ATP6V1B2 Antibody / ATPase H+ transporting V1 subunit B2

ATP6V1B2 antibody recognizes ATPase H+ transporting V1 subunit B2, a catalytic subunit of the vacuolar ATPase (V-ATPase) complex that mediates proton translocation across intracellular membranes. V-ATPases are multi-subunit enzymes responsible for acidifying organelles such as endosomes, lysosomes, the Golgi apparatus, and synaptic vesicles, thereby regulating protein sorting, receptor recycling, and neurotransmitter loading. The B2 subunit encoded by the ATP6V1B2 gene provides ATP-hydrolytic activity within the V1 sector of the complex, coupling energy derived from ATP hydrolysis to proton pumping through the V0 membrane domain. This process maintains intracellular pH homeostasis, a prerequisite for vesicular trafficking, autophagy, and enzymatic activity within acidic compartments.

ATP6V1B2 is highly expressed in neural tissues, particularly in neurons where acidification of synaptic vesicles supports neurotransmitter storage and release. The protein localizes to the cytoplasmic side of vesicular membranes and interacts with other V1 subunits including A, D, and E to form the catalytic hexameric headpiece. Genetic studies have linked mutations in ATP6V1B2 to dominant deafness-onychodystrophy syndrome, characterized by hearing loss and nail dysplasia, and to developmental disorders with epilepsy, underscoring its physiological importance in neural and epithelial systems. By sustaining organelle acidification, ATP6V1B2 ensures correct maturation of lysosomal enzymes and degradation of endocytosed material, influencing neuronal viability and metabolic turnover.

The ATP6V1B2 antibody is used in neuroscience, cell biology, and pathology research to examine the localization and function of V-ATPase complexes. Immunofluorescence and immunohistochemistry reveal strong punctate staining in synaptic regions, consistent with the protein's vesicular distribution. In biochemical assays, western blot detection with this antibody confirms the ~56 kilodalton B2 subunit and can distinguish it from the related B1 isoform (ATP6V1B1) found mainly in kidney and inner ear epithelia. Because of its neural enrichment, ATP6V1B2 serves as a marker for vesicle acidification and proton pump activity in brain tissue and cultured neurons.
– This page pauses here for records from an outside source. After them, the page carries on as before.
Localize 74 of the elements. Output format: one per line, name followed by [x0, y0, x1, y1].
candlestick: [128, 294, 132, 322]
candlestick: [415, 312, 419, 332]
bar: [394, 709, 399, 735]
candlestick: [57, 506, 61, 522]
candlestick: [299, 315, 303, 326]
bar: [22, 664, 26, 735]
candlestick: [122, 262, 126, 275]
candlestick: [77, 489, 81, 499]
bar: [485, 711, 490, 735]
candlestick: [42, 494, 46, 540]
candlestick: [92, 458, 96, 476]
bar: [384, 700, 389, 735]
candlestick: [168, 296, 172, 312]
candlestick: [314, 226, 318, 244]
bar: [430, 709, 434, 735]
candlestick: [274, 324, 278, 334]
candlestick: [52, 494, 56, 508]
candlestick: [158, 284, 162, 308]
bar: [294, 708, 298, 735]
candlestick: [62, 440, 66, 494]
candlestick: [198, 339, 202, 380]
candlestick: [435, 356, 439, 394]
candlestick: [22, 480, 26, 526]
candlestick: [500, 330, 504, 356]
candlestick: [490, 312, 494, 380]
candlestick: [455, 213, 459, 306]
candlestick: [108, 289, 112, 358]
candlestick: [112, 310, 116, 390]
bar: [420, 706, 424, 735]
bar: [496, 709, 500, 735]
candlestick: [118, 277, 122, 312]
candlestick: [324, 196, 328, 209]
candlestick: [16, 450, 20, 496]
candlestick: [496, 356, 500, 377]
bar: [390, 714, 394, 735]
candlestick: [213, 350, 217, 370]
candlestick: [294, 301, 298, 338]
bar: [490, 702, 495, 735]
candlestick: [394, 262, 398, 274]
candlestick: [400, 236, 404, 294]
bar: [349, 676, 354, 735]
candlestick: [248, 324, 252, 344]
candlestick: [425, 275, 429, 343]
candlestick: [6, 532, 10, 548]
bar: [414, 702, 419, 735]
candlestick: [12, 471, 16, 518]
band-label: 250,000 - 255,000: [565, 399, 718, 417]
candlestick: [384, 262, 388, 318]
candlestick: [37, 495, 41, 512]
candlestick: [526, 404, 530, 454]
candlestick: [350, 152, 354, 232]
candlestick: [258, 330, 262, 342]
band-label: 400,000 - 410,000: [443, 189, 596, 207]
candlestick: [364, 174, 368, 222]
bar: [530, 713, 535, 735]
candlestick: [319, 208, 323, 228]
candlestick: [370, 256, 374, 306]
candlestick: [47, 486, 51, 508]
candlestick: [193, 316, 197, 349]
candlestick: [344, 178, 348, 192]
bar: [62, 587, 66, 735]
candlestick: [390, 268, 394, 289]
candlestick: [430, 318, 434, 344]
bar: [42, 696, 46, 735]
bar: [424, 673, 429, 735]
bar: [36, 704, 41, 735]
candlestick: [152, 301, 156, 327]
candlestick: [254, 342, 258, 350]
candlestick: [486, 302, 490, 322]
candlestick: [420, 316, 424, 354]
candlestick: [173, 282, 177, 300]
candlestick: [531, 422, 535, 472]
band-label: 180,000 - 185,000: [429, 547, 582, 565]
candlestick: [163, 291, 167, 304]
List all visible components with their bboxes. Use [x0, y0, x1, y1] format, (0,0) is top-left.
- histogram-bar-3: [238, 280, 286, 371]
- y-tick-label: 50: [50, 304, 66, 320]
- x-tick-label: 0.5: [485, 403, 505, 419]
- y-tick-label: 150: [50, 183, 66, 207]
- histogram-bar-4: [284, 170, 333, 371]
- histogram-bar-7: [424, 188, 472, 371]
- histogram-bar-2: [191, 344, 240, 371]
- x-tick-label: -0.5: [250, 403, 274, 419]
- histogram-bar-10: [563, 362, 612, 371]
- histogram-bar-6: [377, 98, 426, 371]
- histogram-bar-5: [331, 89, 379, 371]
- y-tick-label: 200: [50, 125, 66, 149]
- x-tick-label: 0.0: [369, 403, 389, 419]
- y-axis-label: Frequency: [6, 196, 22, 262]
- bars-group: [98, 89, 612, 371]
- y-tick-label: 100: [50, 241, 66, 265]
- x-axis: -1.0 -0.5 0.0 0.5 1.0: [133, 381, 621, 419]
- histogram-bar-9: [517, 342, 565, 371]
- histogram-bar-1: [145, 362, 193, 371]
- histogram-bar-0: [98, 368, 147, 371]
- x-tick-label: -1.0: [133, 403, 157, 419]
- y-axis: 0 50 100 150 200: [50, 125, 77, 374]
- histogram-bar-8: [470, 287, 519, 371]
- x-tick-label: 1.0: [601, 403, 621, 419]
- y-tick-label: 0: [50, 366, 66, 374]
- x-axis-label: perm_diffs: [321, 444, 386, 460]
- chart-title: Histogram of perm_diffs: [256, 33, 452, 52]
Research indicates that ATP6V1B2 also participates in cellular signaling and autophagy. V-ATPase activity influences mTORC1 localization and nutrient-sensing pathways by regulating lysosomal pH. Deficiency of ATP6V1B2 disrupts these mechanisms, impairing cell growth and autophagic flux. The antibody thus enables studies investigating the intersection of metabolism, membrane transport, and neurodegenerative disease. Alterations in V-ATPase function have been observed in Alzheimer's and Parkinson's disease models, making ATP6V1B2 a potential biomarker for vesicular dysfunction.